Diagnóstico é navegação.
Diagnóstico não é prova de memória. É navegação. Você sabe medicina. O que se perde, com o tempo, é o caminho até ela.
A primeira aula da faculdade ensina que pneumonia cursa com tosse, febre e dispneia. Os anos seguintes ensinam que diagnóstico não é parear sintoma com nome. É descer uma árvore de hipóteses, podando galho por galho até sobrar o ramo que faz sentido. Em sala de aula isso é fácil: a resposta está entre cinco alternativas. Na clínica, o paciente está sentado e a árvore está aberta.
Esse percurso é a parte cara da medicina. Custa anos pra construir, desafina rápido se você não pratica, e nenhum app endereça. Os apps testam o que você lembra. A clínica testa por onde você se move.
NEXO existe pra manter o percurso afinado.
A teoria já estava lá
A ideia de que medicina é arte de probabilidade sob incerteza não é nossa. É de William Osler, em 1892, e foi formalizada em décadas de pesquisa sobre raciocínio clínico: dual-process, intuição calibrada, Bayes na cabeceira. A escola de medicina absorveu a teoria. Os apps nunca absorveram a prática. NEXO é o produto que se constrói se você levar essas décadas a sério até o aplicativo.
A CID foi criada em 1949 pela OMS pra registrar mortalidade. Nunca foi pensada como currículo. NEXO usa-a como currículo. Porque a estrutura que ela ganhou ao tentar classificar tudo o que mata acabou capturando, por acidente, como o raciocínio clínico de fato funciona. O que confunde com o quê está no mesmo galho. O que evolui de quê está no mesmo grupo. O que é completamente diferente está em outro capítulo. A árvore que a OMS construiu pra estatística é, sem querer, uma árvore de pensamento clínico. NEXO joga em cima dela.

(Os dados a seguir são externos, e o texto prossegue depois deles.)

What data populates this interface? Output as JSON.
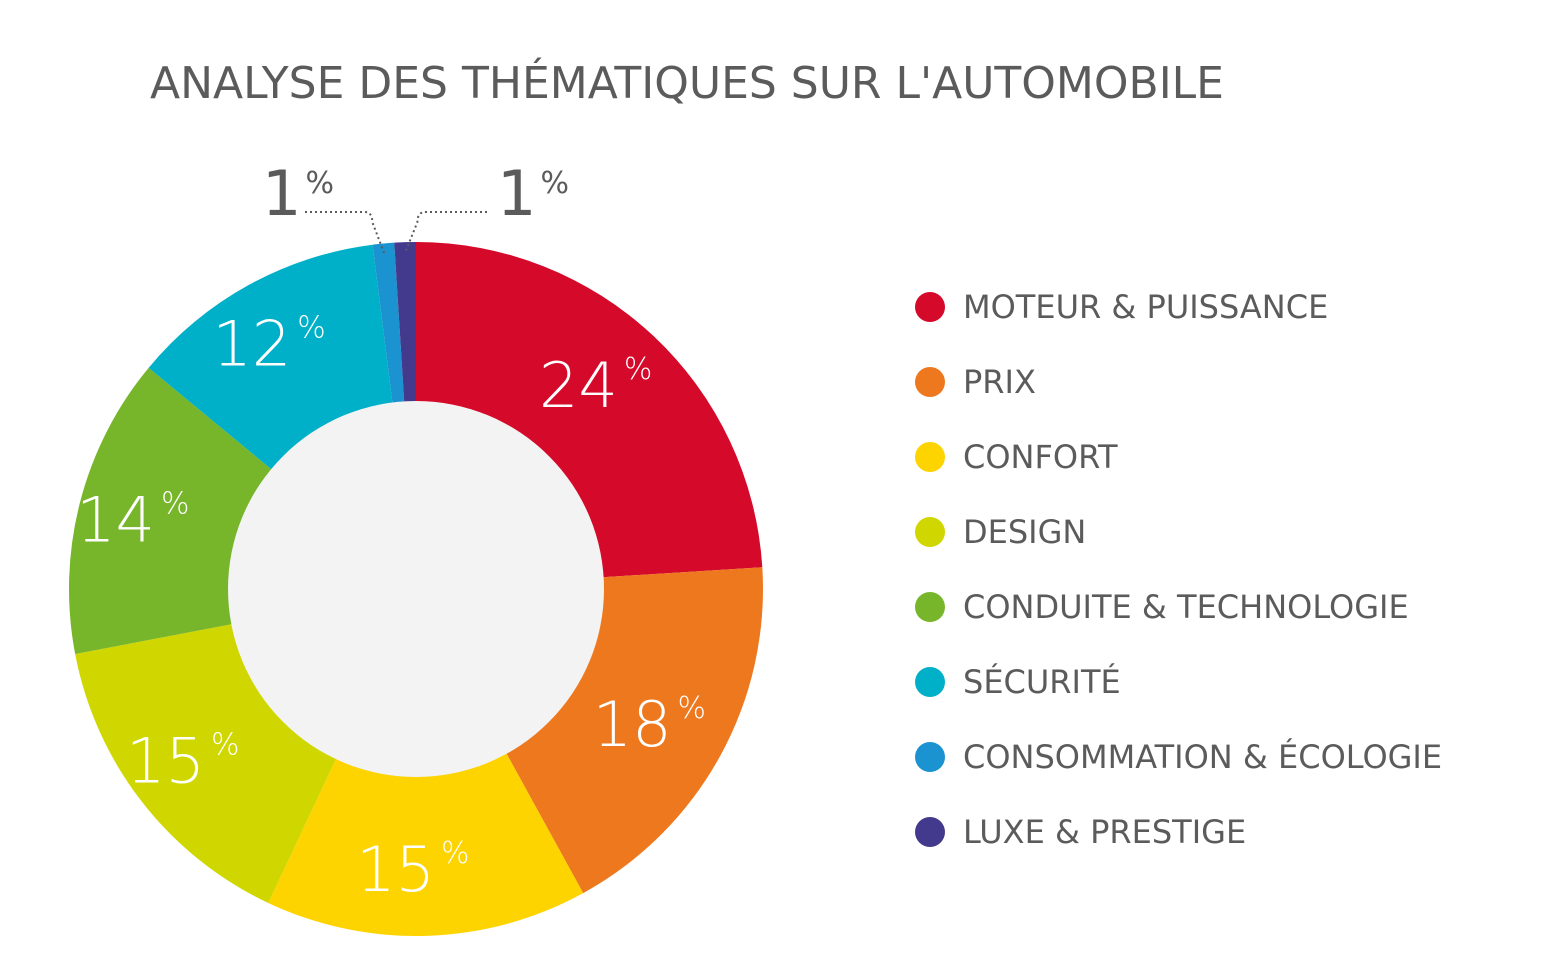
{
  "chart_data": {
    "type": "pie",
    "title": "ANALYSE DES THÉMATIQUES SUR L'AUTOMOBILE",
    "percent_symbol": "%",
    "slices": [
      {
        "label": "MOTEUR & PUISSANCE",
        "value": 24,
        "value_text": "24",
        "color": "#d5092a"
      },
      {
        "label": "PRIX",
        "value": 18,
        "value_text": "18",
        "color": "#ee781e"
      },
      {
        "label": "CONFORT",
        "value": 15,
        "value_text": "15",
        "color": "#fdd300"
      },
      {
        "label": "DESIGN",
        "value": 15,
        "value_text": "15",
        "color": "#d0d700"
      },
      {
        "label": "CONDUITE & TECHNOLOGIE",
        "value": 14,
        "value_text": "14",
        "color": "#77b52b"
      },
      {
        "label": "SÉCURITÉ",
        "value": 12,
        "value_text": "12",
        "color": "#00b0c8"
      },
      {
        "label": "CONSOMMATION & ÉCOLOGIE",
        "value": 1,
        "value_text": "1",
        "color": "#1b93d1"
      },
      {
        "label": "LUXE & PRESTIGE",
        "value": 1,
        "value_text": "1",
        "color": "#433a8d"
      }
    ],
    "center_color": "#f3f3f3",
    "legend_position": "right"
  }
}
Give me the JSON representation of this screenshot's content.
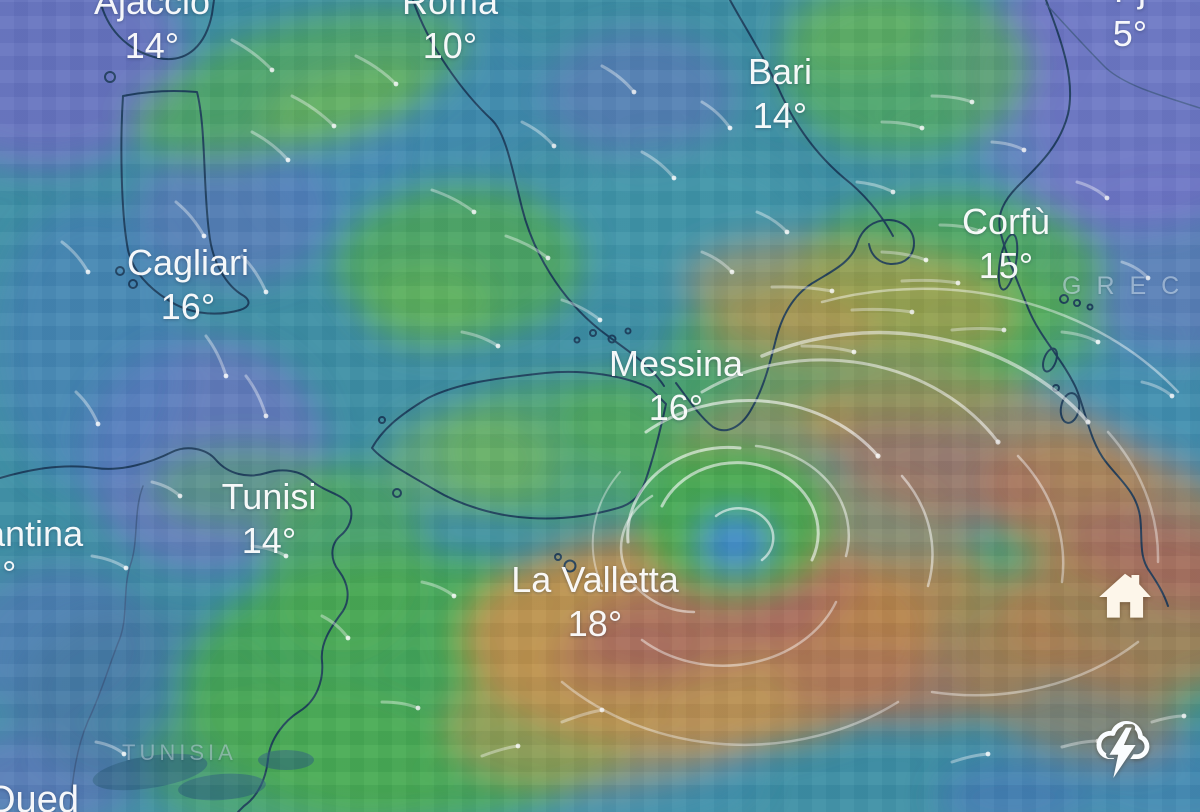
{
  "map": {
    "kind": "wind-temperature weather map",
    "cities": [
      {
        "id": "ajaccio",
        "name": "Ajaccio",
        "temp": "14°"
      },
      {
        "id": "roma",
        "name": "Roma",
        "temp": "10°"
      },
      {
        "id": "bari",
        "name": "Bari",
        "temp": "14°"
      },
      {
        "id": "cagliari",
        "name": "Cagliari",
        "temp": "16°"
      },
      {
        "id": "corfu",
        "name": "Corfù",
        "temp": "15°"
      },
      {
        "id": "messina",
        "name": "Messina",
        "temp": "16°"
      },
      {
        "id": "tunisi",
        "name": "Tunisi",
        "temp": "14°"
      },
      {
        "id": "la-valletta",
        "name": "La Valletta",
        "temp": "18°"
      },
      {
        "id": "clipped-top-right",
        "name": "Pj",
        "temp": "5°"
      },
      {
        "id": "clipped-left-edge",
        "name": "antina",
        "temp": "°"
      },
      {
        "id": "clipped-bottom-left",
        "name": "Oued",
        "temp": ""
      }
    ],
    "regions": [
      {
        "id": "grecia-partial",
        "text": "GREC"
      },
      {
        "id": "tunisia",
        "text": "TUNISIA"
      }
    ],
    "icons": [
      {
        "name": "home-icon"
      },
      {
        "name": "storm-cloud-lightning-icon"
      }
    ],
    "colors": {
      "sea_base": "#3e90a6",
      "calm_purple": "#7477c9",
      "breeze_blue": "#4a80c0",
      "moderate_green": "#4ead4d",
      "strong_orange": "#c08648",
      "severe_maroon": "#a35f60",
      "cyclone_eye_blue": "#3f8ed2",
      "coastline": "#1b3a58",
      "streamline": "#ffffff"
    }
  }
}
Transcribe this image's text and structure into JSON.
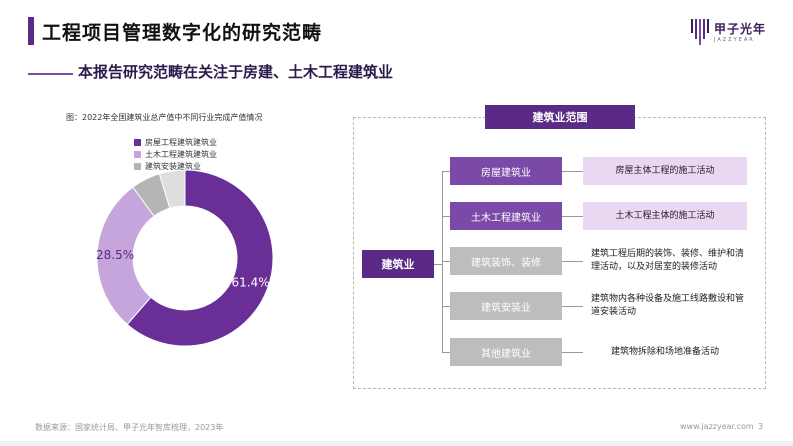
{
  "header": {
    "title": "工程项目管理数字化的研究范畴",
    "subtitle": "本报告研究范畴在关注于房建、土木工程建筑业",
    "logo_cn": "甲子光年",
    "logo_en": "JAZZYEAR"
  },
  "chart_data": {
    "type": "pie",
    "title": "图：2022年全国建筑业总产值中不同行业完成产值情况",
    "categories": [
      "房屋工程建筑建筑业",
      "土木工程建筑建筑业",
      "建筑安装建筑业",
      ""
    ],
    "values": [
      61.4,
      28.5,
      5.4,
      4.7
    ],
    "data_labels": [
      "61.4%",
      "28.5%",
      "",
      ""
    ],
    "colors": [
      "#6a2e97",
      "#c6a5dd",
      "#b5b5b5",
      "#dedede"
    ],
    "donut": true,
    "legend_position": "top-left"
  },
  "scope": {
    "header": "建筑业范围",
    "root": "建筑业",
    "categories": [
      {
        "label": "房屋建筑业",
        "desc": "房屋主体工程的施工活动"
      },
      {
        "label": "土木工程建筑业",
        "desc": "土木工程主体的施工活动"
      },
      {
        "label": "建筑装饰、装修",
        "desc": "建筑工程后期的装饰、装修、维护和清理活动，以及对居室的装修活动"
      },
      {
        "label": "建筑安装业",
        "desc": "建筑物内各种设备及施工线路敷设和管道安装活动"
      },
      {
        "label": "其他建筑业",
        "desc": "建筑物拆除和场地准备活动"
      }
    ],
    "colors": {
      "header": "#5b2a86",
      "highlight_node": "#7b4aa8",
      "gray_node": "#bdbdbd",
      "highlight_desc": "#ead8f3"
    }
  },
  "footer": {
    "source": "数据来源：国家统计局、甲子光年智库梳理，2023年",
    "url": "www.jazzyear.com",
    "page": "3"
  }
}
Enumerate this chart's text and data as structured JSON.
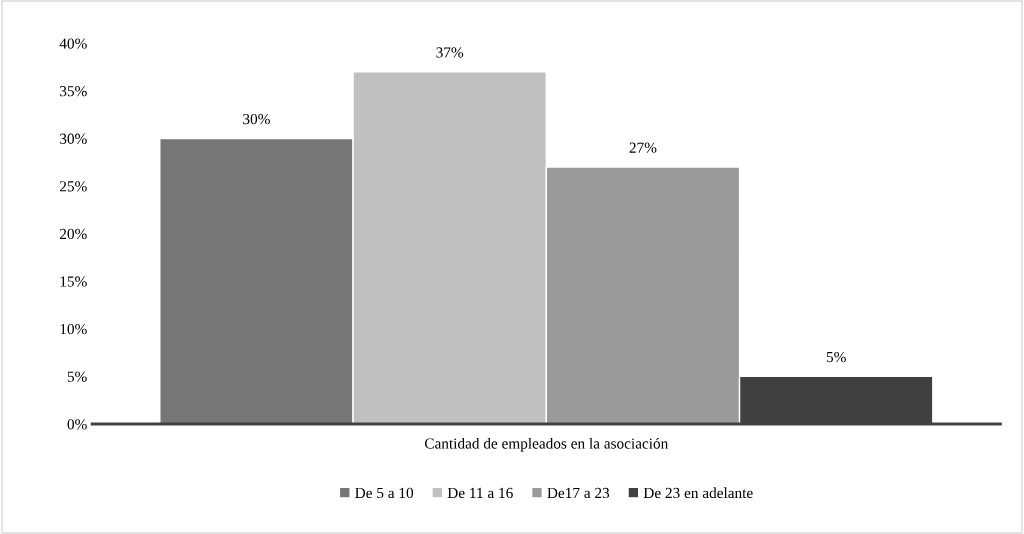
{
  "chart_data": {
    "type": "bar",
    "categories": [
      "Cantidad de empleados en la asociación"
    ],
    "series": [
      {
        "name": "De 5 a 10",
        "color": "#767676",
        "values": [
          30
        ]
      },
      {
        "name": "De 11 a 16",
        "color": "#c0c0c0",
        "values": [
          37
        ]
      },
      {
        "name": "De17 a 23",
        "color": "#9a9a9a",
        "values": [
          27
        ]
      },
      {
        "name": "De 23 en adelante",
        "color": "#404040",
        "values": [
          5
        ]
      }
    ],
    "ylim": [
      0,
      40
    ],
    "yticks": [
      {
        "value": 0,
        "label": "0%"
      },
      {
        "value": 5,
        "label": "5%"
      },
      {
        "value": 10,
        "label": "10%"
      },
      {
        "value": 15,
        "label": "15%"
      },
      {
        "value": 20,
        "label": "20%"
      },
      {
        "value": 25,
        "label": "25%"
      },
      {
        "value": 30,
        "label": "30%"
      },
      {
        "value": 35,
        "label": "35%"
      },
      {
        "value": 40,
        "label": "40%"
      }
    ],
    "value_labels": [
      [
        "30%"
      ],
      [
        "37%"
      ],
      [
        "27%"
      ],
      [
        "5%"
      ]
    ],
    "grid": false,
    "legend": "bottom"
  }
}
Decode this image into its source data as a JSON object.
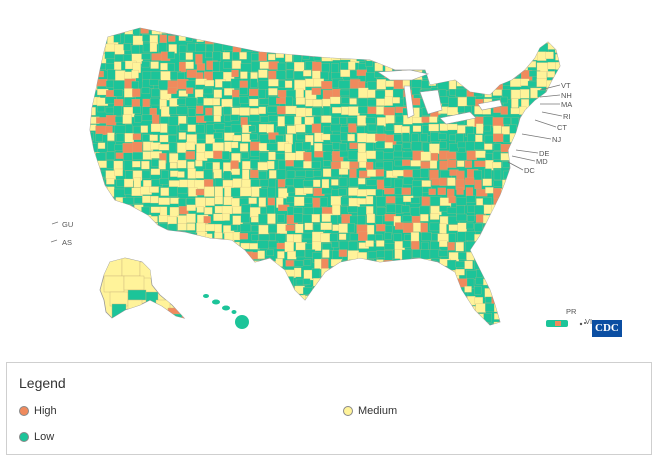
{
  "colors": {
    "high": "#f08a5d",
    "medium": "#fff39a",
    "low": "#1cc499",
    "border": "#c9b27a",
    "water": "#ffffff"
  },
  "territories": {
    "gu": "GU",
    "as": "AS",
    "pr": "PR",
    "vi": "VI"
  },
  "state_labels": {
    "vt": "VT",
    "nh": "NH",
    "ma": "MA",
    "ri": "RI",
    "ct": "CT",
    "nj": "NJ",
    "de": "DE",
    "md": "MD",
    "dc": "DC"
  },
  "logo": {
    "text": "CDC"
  },
  "legend": {
    "title": "Legend",
    "items": [
      {
        "label": "High",
        "level": "high"
      },
      {
        "label": "Medium",
        "level": "medium"
      },
      {
        "label": "Low",
        "level": "low"
      }
    ]
  }
}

A faculdade ensina diagnóstico tratando erro como falha. NEXO trata erro como informação. Quando você acerta apendicite errando por colecistite, está pensando certo: mesma região anatômica, mesmo capítulo agudo, mesma família de hipóteses. Quando erra apendicite por infarto, está pensando longe. Os dois erros recebem feedback diferente porque significam coisas diferentes em clínica. Em prova de múltipla escolha, todo erro vale zero. Na vida do médico, errar pelo galho certo é diagnóstico em formação.
O que NEXO não é
NEXO não é flashcard. Não é simulado de Revalida, USMLE, MIR, PROVA, PLAB. Não é tutor de IA. Não é referência clínica. Não é vídeo-aula recortada. Não é curso. Cada uma dessas categorias trata conhecimento médico como conteúdo a ser estudado. NEXO trata raciocínio diagnóstico como prática a ser feita. São tarefas diferentes. A segunda mora numa janela de uso que ninguém ainda nomeou: os cinco minutos entre uma consulta e outra, os dez minutos no metrô antes do plantão, a pausa em que você ia conferir o feed.
Como NEXO se comporta
A maioria dos apps trata atenção como recurso a ser extraído: notificação, badge, streak, ranking sazonal, pop-up de retenção. NEXO trata atenção como recurso emprestado. Sem anúncios, sem badge falso, sem culpa de streak, sem push de retenção. O ranking existe, mas é silencioso. O jogo silencia quando você não está jogando. Devolve atenção em vez de extrair.
O caso do dia é grátis para sempre. Não como tier de aquisição. Como postura: o pulso diário do raciocínio clínico não vive atrás de paywall. Um residente em Maputo, uma estudante em Recife e uma médica em Lisboa abrem o mesmo caso na mesma terça. Comparam, comentam, aprendem entre fusos.
NEXO existe em seis idiomas porque o ecossistema de educação médica digital, fora do inglês, está estruturalmente desservido. As principais ferramentas pagas do mercado servem o mundo anglo, ou servem o Brasil pra prova. Não havia, antes, lugar onde o residente em Lisboa, em Bogotá ou em Berlim treinasse o raciocínio diagnóstico na sua língua, com a mesma qualidade do colega em Boston. NEXO é a tentativa.
Os planos pagos abrem volume. Não abrem caso mais fácil, gabarito antecipado, nem feedback diferente. Pagar não compra acerto. Compra repetição.
NEXO mora entre o livro e a rotação. Não substitui nenhum. Treina o percurso que liga os dois.